For Production Deployment:

  1. Consider applying layer pruning to existing models
  2. Use QLoRA fine-tuning for fast adaptation
  3. Evaluate carefully on your specific tasks
  4. Combine with quantization for maximum efficiency

For Research:

  1. Investigate task-specific pruning strategies
  2. Explore non-uniform pruning patterns
  3. Study interaction with other compression methods
  4. Examine different architectures beyond LLaMA

For Hardware Optimization:

  1. Layer pruning reduces compute-bound operations
  2. Enables larger batch sizes on same hardware
  3. May benefit certain accelerators more than others
  4. Consider when designing for specific deployment targets

18. The Bigger Picture

This work exemplifies a broader trend in deep learning: efficiency through understanding.

Rather than:

  • Blindly scaling up all dimensions
  • Applying generic compression techniques
  • Accepting architectural conventions without question

We're increasingly:

  • Understanding what each component actually contributes
  • Tailoring optimizations to specific needs
  • Questioning foundational design assumptions
  • Building more efficient systems through insight

The unreasonable ineffectiveness of deeper layers may be uncomfortable for those invested in deeper-is-better paradigm, but it's ultimately valuable for building better, more efficient AI systems.

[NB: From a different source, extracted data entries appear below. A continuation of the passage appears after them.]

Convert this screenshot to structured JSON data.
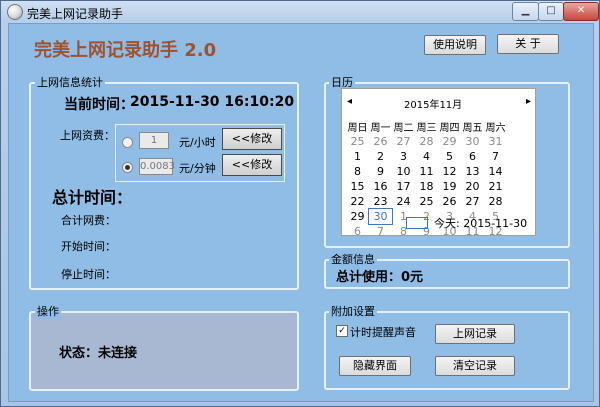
{
  "window": {
    "title": "完美上网记录助手"
  },
  "app": {
    "heading": "完美上网记录助手 2.0"
  },
  "toolbar": {
    "help_label": "使用说明",
    "about_label": "关 于"
  },
  "stats": {
    "legend": "上网信息统计",
    "current_time_label": "当前时间：",
    "current_time_value": "2015-11-30 16:10:20",
    "fee_label": "上网资费：",
    "hourly": {
      "value": "1",
      "unit": "元/小时",
      "modify_label": "<<修改",
      "selected": false
    },
    "minute": {
      "value": "0.0083",
      "unit": "元/分钟",
      "modify_label": "<<修改",
      "selected": true
    },
    "total_time_label": "总计时间：",
    "total_fee_label": "合计网费：",
    "start_time_label": "开始时间：",
    "stop_time_label": "停止时间："
  },
  "calendar": {
    "legend": "日历",
    "month_title": "2015年11月",
    "weekdays": [
      "周日",
      "周一",
      "周二",
      "周三",
      "周四",
      "周五",
      "周六"
    ],
    "rows": [
      [
        "25",
        "26",
        "27",
        "28",
        "29",
        "30",
        "31"
      ],
      [
        "1",
        "2",
        "3",
        "4",
        "5",
        "6",
        "7"
      ],
      [
        "8",
        "9",
        "10",
        "11",
        "12",
        "13",
        "14"
      ],
      [
        "15",
        "16",
        "17",
        "18",
        "19",
        "20",
        "21"
      ],
      [
        "22",
        "23",
        "24",
        "25",
        "26",
        "27",
        "28"
      ],
      [
        "29",
        "30",
        "1",
        "2",
        "3",
        "4",
        "5"
      ],
      [
        "6",
        "7",
        "8",
        "9",
        "10",
        "11",
        "12"
      ]
    ],
    "today_label": "今天: 2015-11-30",
    "selected_day": "30"
  },
  "amount": {
    "legend": "金额信息",
    "total_label": "总计使用：0元"
  },
  "operation": {
    "legend": "操作",
    "status": "状态：未连接"
  },
  "extra": {
    "legend": "附加设置",
    "sound_label": "计时提醒声音",
    "sound_checked": true,
    "records_label": "上网记录",
    "hide_label": "隐藏界面",
    "clear_label": "清空记录"
  }
}
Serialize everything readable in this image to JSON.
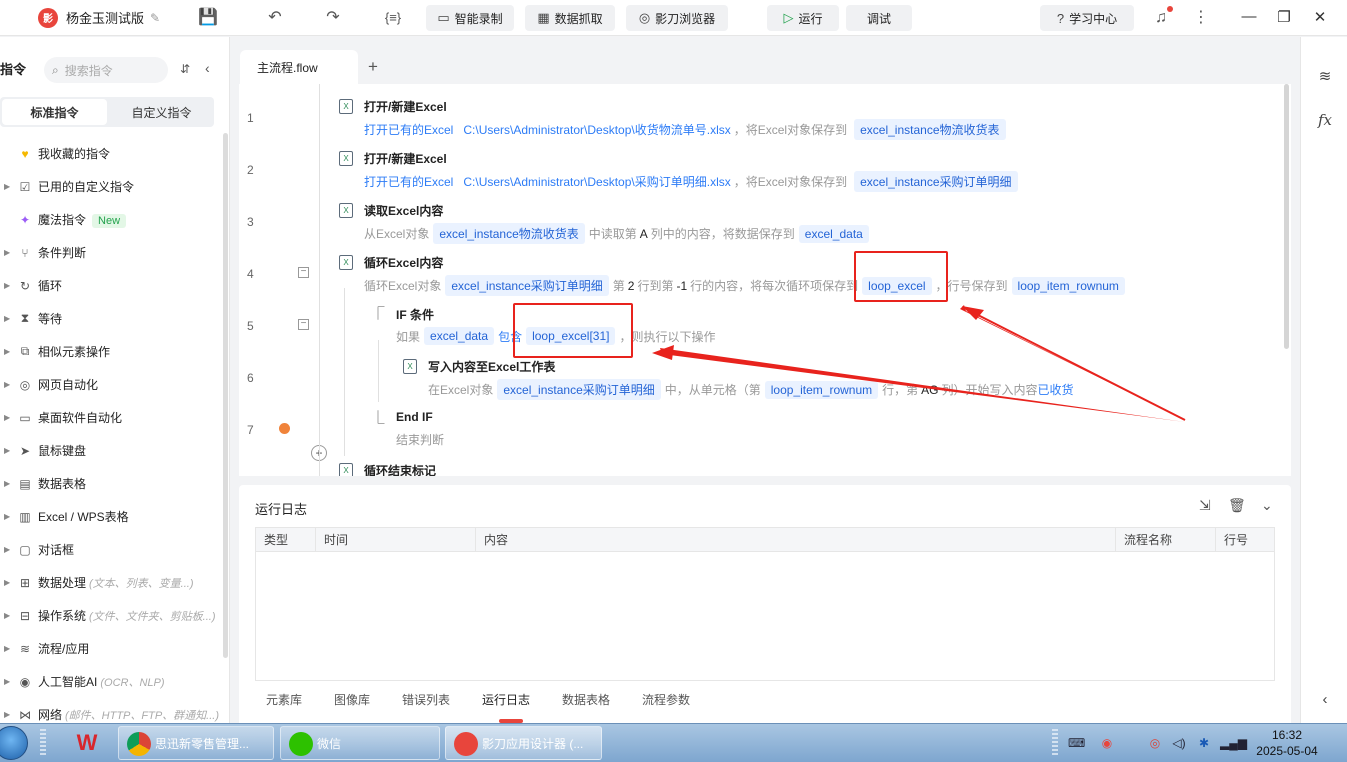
{
  "app": {
    "name": "杨金玉测试版",
    "logo_text": "影"
  },
  "toolbar": {
    "code_icon": "{≡}",
    "smart_record": "智能录制",
    "data_capture": "数据抓取",
    "browser": "影刀浏览器",
    "run": "运行",
    "debug": "调试",
    "learn": "学习中心"
  },
  "left": {
    "header": "指令",
    "search_placeholder": "搜索指令",
    "tabs": [
      "标准指令",
      "自定义指令"
    ],
    "items": [
      {
        "label": "我收藏的指令",
        "hint": ""
      },
      {
        "label": "已用的自定义指令",
        "hint": ""
      },
      {
        "label": "魔法指令",
        "hint": "",
        "badge": "New"
      },
      {
        "label": "条件判断",
        "hint": ""
      },
      {
        "label": "循环",
        "hint": ""
      },
      {
        "label": "等待",
        "hint": ""
      },
      {
        "label": "相似元素操作",
        "hint": ""
      },
      {
        "label": "网页自动化",
        "hint": ""
      },
      {
        "label": "桌面软件自动化",
        "hint": ""
      },
      {
        "label": "鼠标键盘",
        "hint": ""
      },
      {
        "label": "数据表格",
        "hint": ""
      },
      {
        "label": "Excel / WPS表格",
        "hint": ""
      },
      {
        "label": "对话框",
        "hint": ""
      },
      {
        "label": "数据处理",
        "hint": "(文本、列表、变量...)"
      },
      {
        "label": "操作系统",
        "hint": "(文件、文件夹、剪贴板...)"
      },
      {
        "label": "流程/应用",
        "hint": ""
      },
      {
        "label": "人工智能AI",
        "hint": "(OCR、NLP)"
      },
      {
        "label": "网络",
        "hint": "(邮件、HTTP、FTP、群通知...)"
      }
    ]
  },
  "editor": {
    "tab": "主流程.flow",
    "line_numbers": [
      "1",
      "2",
      "3",
      "4",
      "5",
      "6",
      "7"
    ],
    "steps": [
      {
        "title": "打开/新建Excel",
        "p1": "打开已有的Excel",
        "path": "C:\\Users\\Administrator\\Desktop\\收货物流单号.xlsx",
        "p2": "，将Excel对象保存到",
        "var": "excel_instance物流收货表"
      },
      {
        "title": "打开/新建Excel",
        "p1": "打开已有的Excel",
        "path": "C:\\Users\\Administrator\\Desktop\\采购订单明细.xlsx",
        "p2": "，将Excel对象保存到",
        "var": "excel_instance采购订单明细"
      },
      {
        "title": "读取Excel内容",
        "p1": "从Excel对象",
        "var1": "excel_instance物流收货表",
        "p2": "中读取第",
        "col": "A",
        "p3": "列中的内容，将数据保存到",
        "var2": "excel_data"
      },
      {
        "title": "循环Excel内容",
        "p1": "循环Excel对象",
        "var1": "excel_instance采购订单明细",
        "p2": "第",
        "n1": "2",
        "p3": "行到第",
        "n2": "-1",
        "p4": "行的内容，将每次循环项保存到",
        "var2": "loop_excel",
        "p5": "，行号保存到",
        "var3": "loop_item_rownum"
      },
      {
        "title": "IF 条件",
        "p1": "如果",
        "var1": "excel_data",
        "op": "包含",
        "var2": "loop_excel[31]",
        "p2": "，则执行以下操作"
      },
      {
        "title": "写入内容至Excel工作表",
        "p1": "在Excel对象",
        "var1": "excel_instance采购订单明细",
        "p2": "中，从单元格（第",
        "var2": "loop_item_rownum",
        "p3": "行，第",
        "col": "AG",
        "p4": "列）开始写入内容",
        "val": "已收货"
      },
      {
        "title": "End IF",
        "p1": "结束判断"
      },
      {
        "title": "循环结束标记"
      }
    ]
  },
  "log": {
    "title": "运行日志",
    "columns": [
      "类型",
      "时间",
      "内容",
      "流程名称",
      "行号"
    ],
    "tabs": [
      "元素库",
      "图像库",
      "错误列表",
      "运行日志",
      "数据表格",
      "流程参数"
    ]
  },
  "taskbar": {
    "apps": [
      "思迅新零售管理...",
      "微信",
      "影刀应用设计器 (..."
    ],
    "time": "16:32",
    "date": "2025-05-04"
  },
  "colors": {
    "accent": "#2d7cf6",
    "tag_bg": "#eaf2ff",
    "annotation": "#e8231d",
    "breakpoint": "#f0833a"
  }
}
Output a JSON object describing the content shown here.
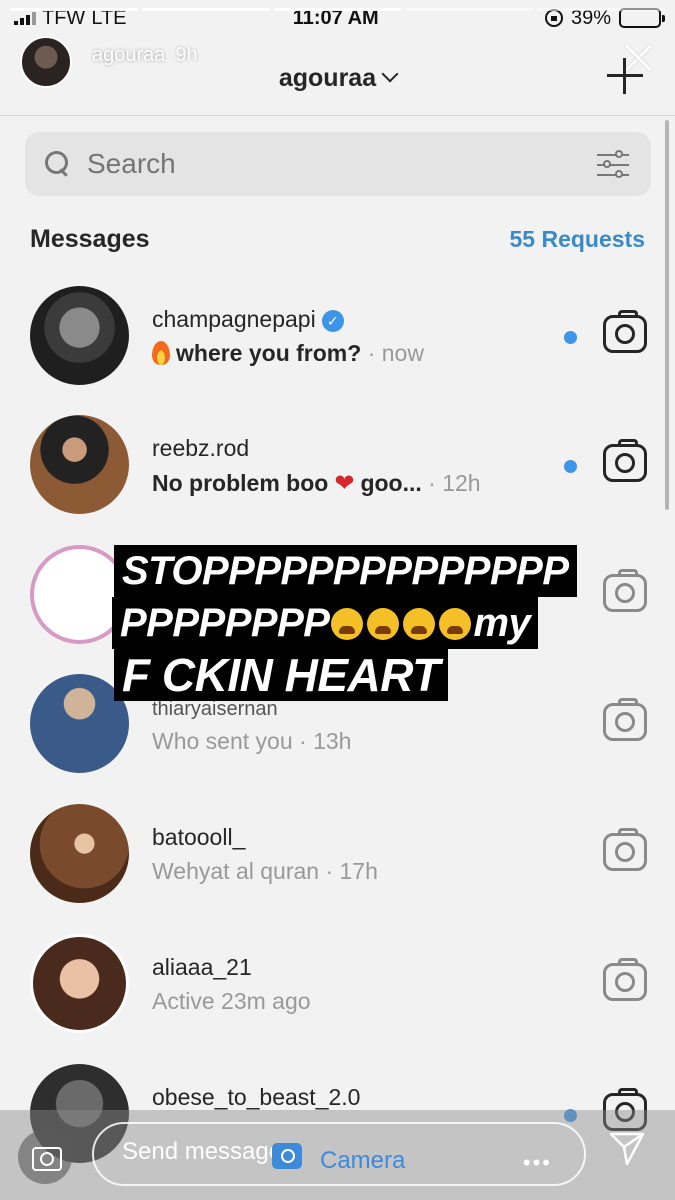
{
  "status": {
    "carrier": "TFW",
    "network": "LTE",
    "time": "11:07 AM",
    "battery": "39%"
  },
  "story": {
    "username": "agouraa",
    "age": "9h"
  },
  "header": {
    "account": "agouraa"
  },
  "search": {
    "placeholder": "Search"
  },
  "messages": {
    "title": "Messages",
    "requests": "55 Requests"
  },
  "threads": [
    {
      "username": "champagnepapi",
      "verified": true,
      "preview": "where you from?",
      "time": "· now",
      "unread": true
    },
    {
      "username": "reebz.rod",
      "preview": "No problem boo",
      "preview_tail": "goo...",
      "time": "· 12h",
      "unread": true
    },
    {
      "username": "thiaryaisernan",
      "preview": "Who sent you",
      "time": "· 13h",
      "unread": false
    },
    {
      "username": "batoooll_",
      "preview": "Wehyat al quran",
      "time": "· 17h",
      "unread": false
    },
    {
      "username": "aliaaa_21",
      "preview": "Active 23m ago",
      "time": "",
      "unread": false
    },
    {
      "username": "obese_to_beast_2.0",
      "preview": "",
      "time": "",
      "unread": true
    }
  ],
  "overlay": {
    "line1": "STOPPPPPPPPPPPPPP",
    "line2": "PPPPPPPP",
    "line2_tail": "my",
    "line3": "F  CKIN HEART"
  },
  "reply": {
    "placeholder": "Send message",
    "more": "•••",
    "camera_label": "Camera"
  },
  "colors": {
    "accent": "#3d95e9",
    "link": "#3a8ac9",
    "unread_dot": "#3d95e9",
    "heart": "#d9262e"
  },
  "icons": [
    "search-icon",
    "filter-icon",
    "camera-icon",
    "plus-icon",
    "close-icon",
    "send-icon",
    "verified-badge-icon",
    "fire-icon",
    "heart-icon",
    "weary-face-icon"
  ]
}
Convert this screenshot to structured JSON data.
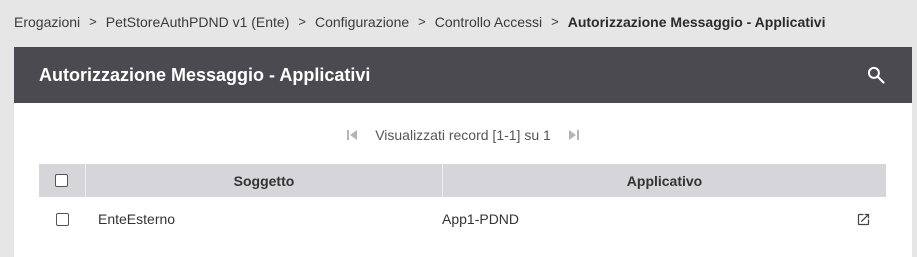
{
  "breadcrumb": {
    "items": [
      "Erogazioni",
      "PetStoreAuthPDND v1 (Ente)",
      "Configurazione",
      "Controllo Accessi"
    ],
    "current": "Autorizzazione Messaggio - Applicativi",
    "separator": ">"
  },
  "panel": {
    "title": "Autorizzazione Messaggio - Applicativi",
    "search_icon": "search-icon"
  },
  "pager": {
    "info": "Visualizzati record [1-1] su 1",
    "first_icon": "first-page-icon",
    "last_icon": "last-page-icon"
  },
  "table": {
    "columns": [
      "Soggetto",
      "Applicativo"
    ],
    "rows": [
      {
        "soggetto": "EnteEsterno",
        "applicativo": "App1-PDND",
        "action_icon": "open-in-new-icon"
      }
    ]
  },
  "colors": {
    "header_bg": "#4a4a50",
    "table_header_bg": "#d5d5da",
    "page_bg": "#e6e6e6"
  }
}
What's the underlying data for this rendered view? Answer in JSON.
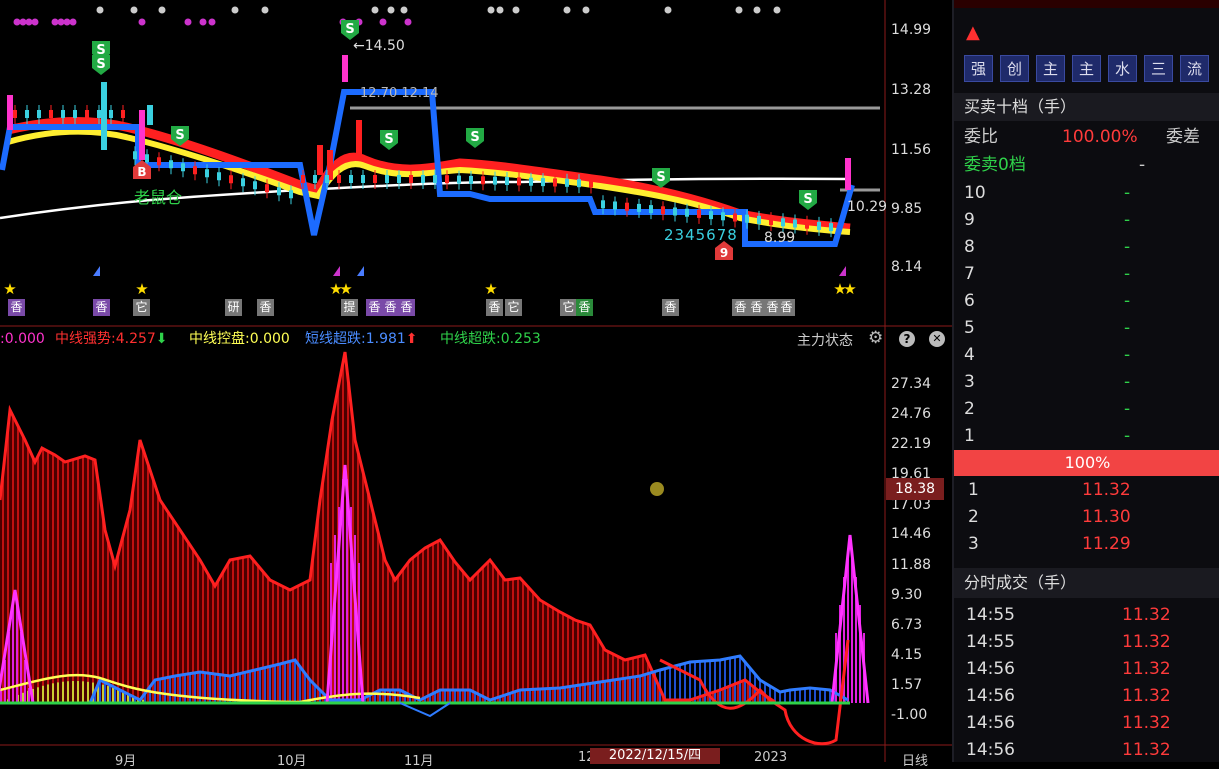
{
  "price_axis": [
    "14.99",
    "13.28",
    "11.56",
    "9.85",
    "8.14"
  ],
  "indicator_axis": [
    "27.34",
    "24.76",
    "22.19",
    "19.61",
    "17.03",
    "14.46",
    "11.88",
    "9.30",
    "6.73",
    "4.15",
    "1.57",
    "-1.00"
  ],
  "cursor_value": "18.38",
  "x_axis": [
    "9月",
    "10月",
    "11月",
    "12",
    "2023",
    "日线"
  ],
  "cursor_date": "2022/12/15/四",
  "annotations": {
    "high_price": "←14.50",
    "level_line": "12.70 12.14",
    "last_price": "10.29",
    "low_price": "8.99",
    "laoshucang": "老鼠仓",
    "wave_count": "2345678"
  },
  "bottom_badges": [
    "香",
    "香",
    "它",
    "研",
    "香",
    "提",
    "香",
    "香",
    "香",
    "香",
    "它",
    "它",
    "香",
    "香",
    "香",
    "香",
    "香",
    "香"
  ],
  "indicator": {
    "items": [
      {
        "label": ":0.000",
        "color": "#ff33cc"
      },
      {
        "label": "中线强势:4.257",
        "color": "#ff3030",
        "arrow": "⬇",
        "arrow_color": "#2fd24a"
      },
      {
        "label": "中线控盘:0.000",
        "color": "#ffff55"
      },
      {
        "label": "短线超跌:1.981",
        "color": "#4a8cff",
        "arrow": "⬆",
        "arrow_color": "#ff3030"
      },
      {
        "label": "中线超跌:0.253",
        "color": "#2fd24a"
      }
    ],
    "title": "主力状态",
    "gear_icon": "⚙",
    "help_icon": "?",
    "close_icon": "✕"
  },
  "right_panel": {
    "warn_icon": "▲",
    "tag_buttons": [
      "强",
      "创",
      "主",
      "主",
      "水",
      "三",
      "流"
    ],
    "book_title": "买卖十档（手）",
    "webi_label": "委比",
    "webi_value": "100.00%",
    "weicha_label": "委差",
    "ask0_label": "委卖0档",
    "ask0_value": "-",
    "asks": [
      {
        "level": "10",
        "value": "-"
      },
      {
        "level": "9",
        "value": "-"
      },
      {
        "level": "8",
        "value": "-"
      },
      {
        "level": "7",
        "value": "-"
      },
      {
        "level": "6",
        "value": "-"
      },
      {
        "level": "5",
        "value": "-"
      },
      {
        "level": "4",
        "value": "-"
      },
      {
        "level": "3",
        "value": "-"
      },
      {
        "level": "2",
        "value": "-"
      },
      {
        "level": "1",
        "value": "-"
      }
    ],
    "ratio": "100%",
    "bids": [
      {
        "level": "1",
        "price": "11.32"
      },
      {
        "level": "2",
        "price": "11.30"
      },
      {
        "level": "3",
        "price": "11.29"
      }
    ],
    "trades_title": "分时成交（手）",
    "trades": [
      {
        "time": "14:55",
        "price": "11.32"
      },
      {
        "time": "14:55",
        "price": "11.32"
      },
      {
        "time": "14:56",
        "price": "11.32"
      },
      {
        "time": "14:56",
        "price": "11.32"
      },
      {
        "time": "14:56",
        "price": "11.32"
      },
      {
        "time": "14:56",
        "price": "11.32"
      }
    ]
  }
}
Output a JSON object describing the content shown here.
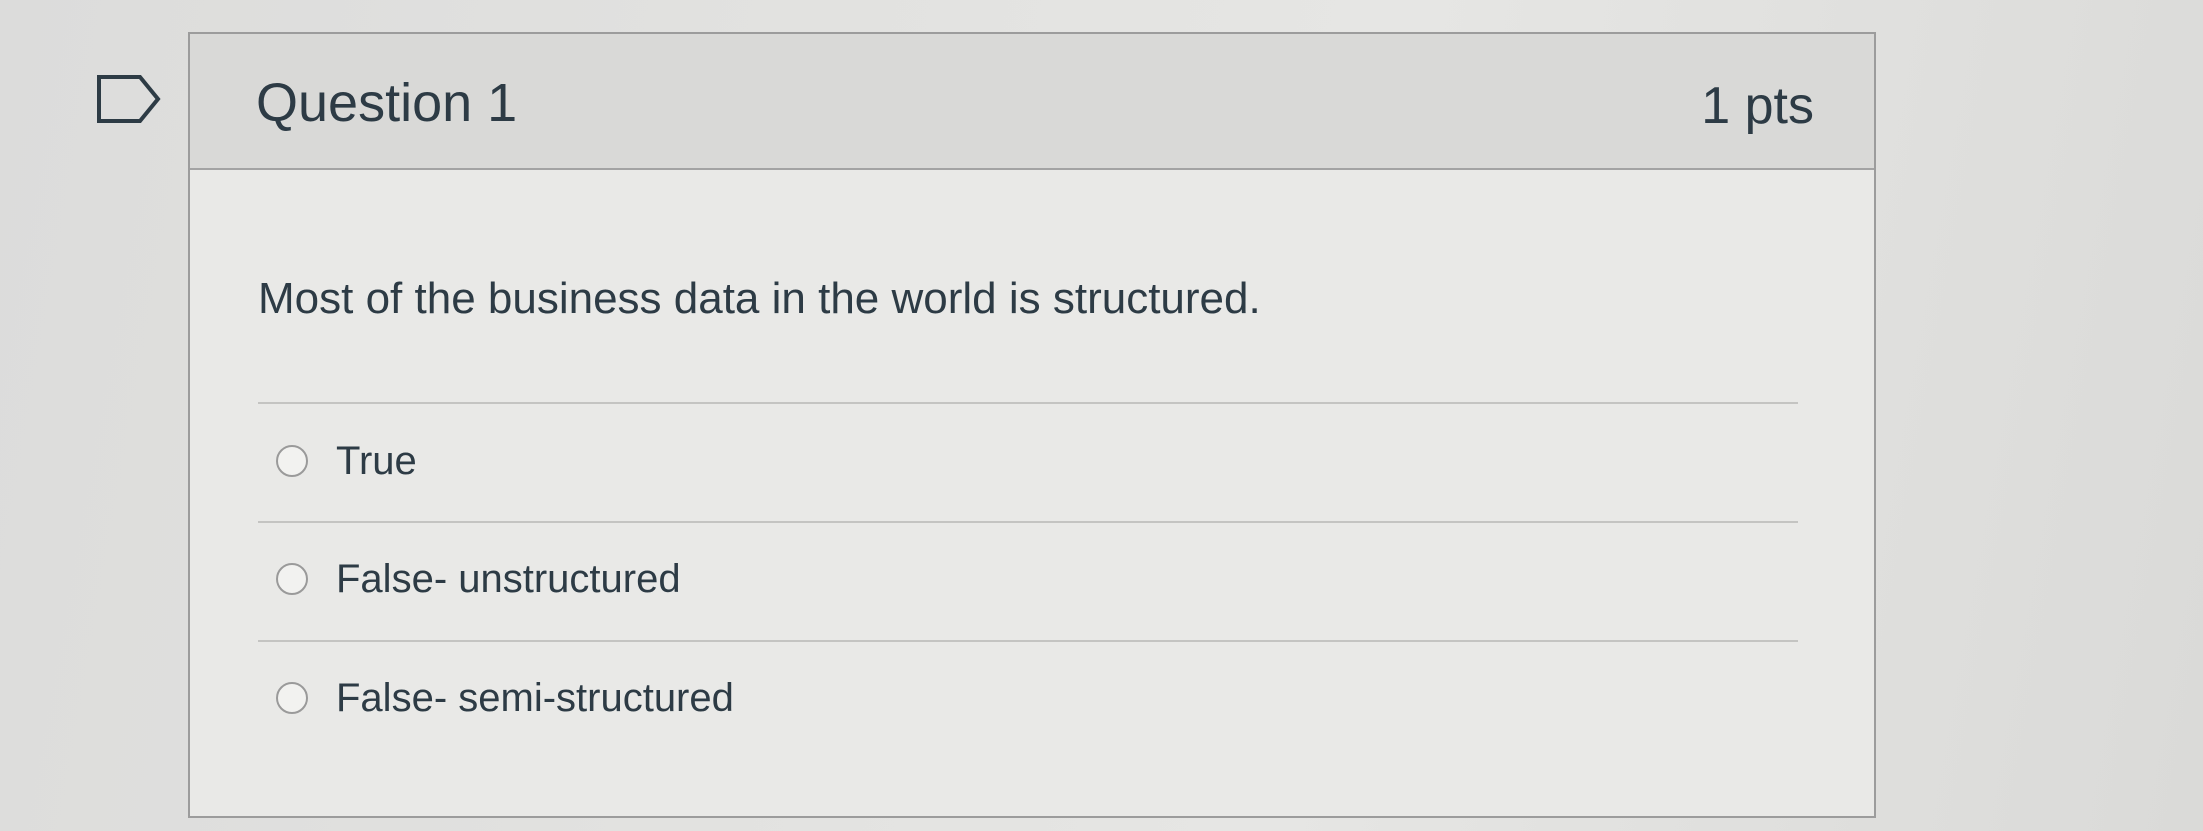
{
  "question": {
    "title": "Question 1",
    "points": "1 pts",
    "text": "Most of the business data in the world is structured.",
    "flag_icon": "bookmark-flag-icon",
    "answers": [
      {
        "label": "True",
        "selected": false
      },
      {
        "label": "False- unstructured",
        "selected": false
      },
      {
        "label": "False- semi-structured",
        "selected": false
      }
    ]
  },
  "colors": {
    "text": "#2d3b45",
    "header_bg": "#d9d9d7",
    "card_border": "#9c9c9c"
  }
}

  • Knowledge Distillation: Hinton et al., 2015; FitzGerald et al., 2021
  • Layer Pruning: Prior work on weight pruning, now applied systematically to layers
  • Neural Architecture Search: Zoph & Quart, 2017; Elsken et al., 2019
  • Efficient Transformers: FlashAttention, Sparse Attention mechanisms
  • Mechanistic Interpretability: Logit Lens, Tuned Lens, Polysemanticity
  • Quantization: GPTQ, AWQ, BitNet

Final Remarks

This paper succeeds in combining rigorous empirical work with profound implications for our understanding of large language models. It demonstrates that sometimes the most important discoveries come not from adding more parameters or data, but from carefully studying what we already have—and understanding that less, when properly optimized, can indeed be more.